House Judiciary Seeks Speedy Ruling In Contempt Case Against Bolten, Miers

The House General Counsel's Office, which is representing the Judiciary Committee in a civil contempt lawsuit against White House Chief of Staff Josh Bolten and former White House Counsel Harriet Miers, has asked a federal judge to set up an expedited schedule to resolve portions of the case, a schedule that would require a ruling by this summer, according to court documents filed today.

The Justice Department, which is representing Bolten and Miers in the case, countered that the only reason the Judiciary Committee is seeking a speedy determination of the case is so that it "recommence prior to Congress' August recess" its investigation into the firing of nine U.S. attorneys in 2006. The Justice Department wants a slower review of the contempt case, and it is already warning that it may appeal any ruling that goes against it.

In its filing, the House said it intended to seek "partial summary judgement" against Bolten and Miers "at this stage of the litigation" on two issues: first, that Miers failed to even appear in response to a Judiciary Committee subpoena seeking information or documents she might have on the prosecutor purge; and secondly, the failure of Bolten or Miers to provide a "privilege log when withholding documents' on the grounds of executive privilege. President Bush asserted executive privilege in refusing to allow Bolten and Miers to appear before ,or turn over internal White House documents to, the Judiciary Committee on the firings.
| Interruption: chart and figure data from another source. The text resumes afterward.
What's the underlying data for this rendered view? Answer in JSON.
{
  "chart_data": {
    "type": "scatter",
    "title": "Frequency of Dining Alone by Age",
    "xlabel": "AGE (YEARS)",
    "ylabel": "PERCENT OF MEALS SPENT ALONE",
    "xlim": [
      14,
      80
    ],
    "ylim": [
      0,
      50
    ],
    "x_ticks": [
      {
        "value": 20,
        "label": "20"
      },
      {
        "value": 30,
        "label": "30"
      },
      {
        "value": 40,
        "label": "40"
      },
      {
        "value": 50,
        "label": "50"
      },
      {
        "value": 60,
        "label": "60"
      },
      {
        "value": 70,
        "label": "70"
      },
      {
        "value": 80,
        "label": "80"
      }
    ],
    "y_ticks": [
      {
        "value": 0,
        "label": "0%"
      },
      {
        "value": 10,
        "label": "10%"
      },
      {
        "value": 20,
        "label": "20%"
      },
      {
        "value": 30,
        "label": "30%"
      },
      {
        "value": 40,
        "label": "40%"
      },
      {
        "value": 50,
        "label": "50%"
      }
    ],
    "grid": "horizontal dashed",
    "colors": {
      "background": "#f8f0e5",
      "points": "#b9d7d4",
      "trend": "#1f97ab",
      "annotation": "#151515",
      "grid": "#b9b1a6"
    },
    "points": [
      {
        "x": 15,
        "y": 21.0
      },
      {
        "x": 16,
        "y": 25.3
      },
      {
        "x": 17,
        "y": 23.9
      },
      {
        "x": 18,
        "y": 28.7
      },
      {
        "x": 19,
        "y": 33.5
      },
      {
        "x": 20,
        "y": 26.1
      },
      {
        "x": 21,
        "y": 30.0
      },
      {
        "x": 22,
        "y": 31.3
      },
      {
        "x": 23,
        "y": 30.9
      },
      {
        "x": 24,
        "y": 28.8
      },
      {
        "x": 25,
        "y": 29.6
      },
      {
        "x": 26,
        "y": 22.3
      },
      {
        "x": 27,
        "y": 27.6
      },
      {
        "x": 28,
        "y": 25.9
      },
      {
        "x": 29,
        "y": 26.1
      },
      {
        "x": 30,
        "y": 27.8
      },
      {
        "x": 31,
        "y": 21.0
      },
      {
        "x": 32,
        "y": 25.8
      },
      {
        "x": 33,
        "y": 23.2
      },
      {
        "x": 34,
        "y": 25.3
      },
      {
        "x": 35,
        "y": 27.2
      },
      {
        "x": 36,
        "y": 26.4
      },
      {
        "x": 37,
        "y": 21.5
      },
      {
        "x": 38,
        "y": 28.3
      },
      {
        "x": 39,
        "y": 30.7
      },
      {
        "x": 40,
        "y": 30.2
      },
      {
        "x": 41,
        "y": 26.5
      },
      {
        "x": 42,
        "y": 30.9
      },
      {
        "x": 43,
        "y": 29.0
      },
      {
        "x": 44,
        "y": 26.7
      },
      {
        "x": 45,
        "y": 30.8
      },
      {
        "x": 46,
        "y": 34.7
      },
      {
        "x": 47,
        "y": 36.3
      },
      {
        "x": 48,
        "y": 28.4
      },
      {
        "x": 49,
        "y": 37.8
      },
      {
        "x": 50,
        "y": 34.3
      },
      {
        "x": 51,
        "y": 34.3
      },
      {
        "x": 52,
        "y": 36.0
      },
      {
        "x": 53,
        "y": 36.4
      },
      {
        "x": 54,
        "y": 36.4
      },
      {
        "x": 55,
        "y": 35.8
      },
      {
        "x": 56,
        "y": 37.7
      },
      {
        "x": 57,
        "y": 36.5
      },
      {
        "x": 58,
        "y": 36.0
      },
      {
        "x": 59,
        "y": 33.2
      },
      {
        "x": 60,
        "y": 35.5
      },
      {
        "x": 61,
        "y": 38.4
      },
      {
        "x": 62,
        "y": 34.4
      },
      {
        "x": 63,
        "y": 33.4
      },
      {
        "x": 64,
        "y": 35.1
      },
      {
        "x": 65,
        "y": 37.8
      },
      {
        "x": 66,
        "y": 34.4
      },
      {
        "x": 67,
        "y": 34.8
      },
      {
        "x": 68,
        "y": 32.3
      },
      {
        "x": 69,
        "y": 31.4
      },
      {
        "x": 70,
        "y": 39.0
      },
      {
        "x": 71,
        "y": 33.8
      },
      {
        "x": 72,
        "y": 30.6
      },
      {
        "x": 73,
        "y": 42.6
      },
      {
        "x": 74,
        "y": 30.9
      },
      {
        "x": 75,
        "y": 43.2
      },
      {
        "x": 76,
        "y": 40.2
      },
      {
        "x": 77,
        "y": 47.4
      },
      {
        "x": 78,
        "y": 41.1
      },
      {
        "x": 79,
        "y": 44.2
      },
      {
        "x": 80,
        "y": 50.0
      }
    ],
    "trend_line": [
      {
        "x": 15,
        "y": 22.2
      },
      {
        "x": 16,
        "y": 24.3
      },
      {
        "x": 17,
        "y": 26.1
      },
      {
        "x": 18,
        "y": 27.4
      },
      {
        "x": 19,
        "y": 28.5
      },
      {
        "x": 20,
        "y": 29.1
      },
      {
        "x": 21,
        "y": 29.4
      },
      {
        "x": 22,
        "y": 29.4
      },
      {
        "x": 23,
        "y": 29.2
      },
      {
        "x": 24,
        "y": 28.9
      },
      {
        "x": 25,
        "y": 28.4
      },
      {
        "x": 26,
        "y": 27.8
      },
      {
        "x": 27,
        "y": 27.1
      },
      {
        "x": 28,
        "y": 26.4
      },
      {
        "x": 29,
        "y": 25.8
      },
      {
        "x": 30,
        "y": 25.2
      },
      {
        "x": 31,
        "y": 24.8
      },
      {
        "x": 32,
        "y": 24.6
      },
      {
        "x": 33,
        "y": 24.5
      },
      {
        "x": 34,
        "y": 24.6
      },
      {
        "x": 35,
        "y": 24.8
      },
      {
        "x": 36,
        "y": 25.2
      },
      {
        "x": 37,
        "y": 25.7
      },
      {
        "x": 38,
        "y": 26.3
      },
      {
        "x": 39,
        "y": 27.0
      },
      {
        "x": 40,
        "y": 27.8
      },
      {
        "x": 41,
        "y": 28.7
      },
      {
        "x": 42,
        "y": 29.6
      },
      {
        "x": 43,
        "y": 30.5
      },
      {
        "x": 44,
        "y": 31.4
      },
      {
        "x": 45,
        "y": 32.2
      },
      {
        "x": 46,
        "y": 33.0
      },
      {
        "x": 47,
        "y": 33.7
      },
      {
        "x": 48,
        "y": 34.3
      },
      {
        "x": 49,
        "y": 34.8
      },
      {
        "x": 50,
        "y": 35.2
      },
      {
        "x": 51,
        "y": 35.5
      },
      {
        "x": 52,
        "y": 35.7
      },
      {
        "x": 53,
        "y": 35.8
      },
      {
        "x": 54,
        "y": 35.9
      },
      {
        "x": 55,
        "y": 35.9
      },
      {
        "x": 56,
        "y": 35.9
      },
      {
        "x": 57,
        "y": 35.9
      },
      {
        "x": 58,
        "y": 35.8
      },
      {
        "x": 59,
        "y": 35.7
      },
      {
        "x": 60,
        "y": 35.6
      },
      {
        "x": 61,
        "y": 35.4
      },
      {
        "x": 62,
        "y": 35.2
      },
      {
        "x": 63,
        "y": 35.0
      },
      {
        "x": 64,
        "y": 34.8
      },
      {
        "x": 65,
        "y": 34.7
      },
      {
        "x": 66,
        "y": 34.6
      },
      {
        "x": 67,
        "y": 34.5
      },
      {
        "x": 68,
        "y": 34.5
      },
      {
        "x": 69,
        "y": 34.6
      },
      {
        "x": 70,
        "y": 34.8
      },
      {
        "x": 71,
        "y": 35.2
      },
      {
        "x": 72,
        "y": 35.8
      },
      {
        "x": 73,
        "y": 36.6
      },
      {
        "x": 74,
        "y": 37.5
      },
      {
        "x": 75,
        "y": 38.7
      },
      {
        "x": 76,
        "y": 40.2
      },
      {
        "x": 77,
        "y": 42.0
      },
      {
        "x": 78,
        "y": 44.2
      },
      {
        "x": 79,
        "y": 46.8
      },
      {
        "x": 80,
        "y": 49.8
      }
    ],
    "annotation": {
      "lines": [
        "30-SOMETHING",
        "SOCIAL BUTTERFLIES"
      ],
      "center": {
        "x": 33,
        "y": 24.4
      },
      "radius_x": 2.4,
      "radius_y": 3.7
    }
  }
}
The Justice Department has refused to bring criminal contempt charges against Bolten and Miers, relying on DOJ opinions stating that it cannot do so in such cases, so the Judiciary Committee, acting throught the House General Counsel's Office, brought a civil contempt suit against Bolten and Miers.

"The Committee seeks to resolve this litigation expeditiously so that it can obtain the information sought by the subpoenas, complete its investigation, and take any resulting legislative action before the 110th Congerss ends in January, 2009," the General Counsel's Office stated in its filing today. The House lawyers envision having all arguments completed by May 14, making it likely that the U.S District Judge  John D. Bates would rule by the end of the summer.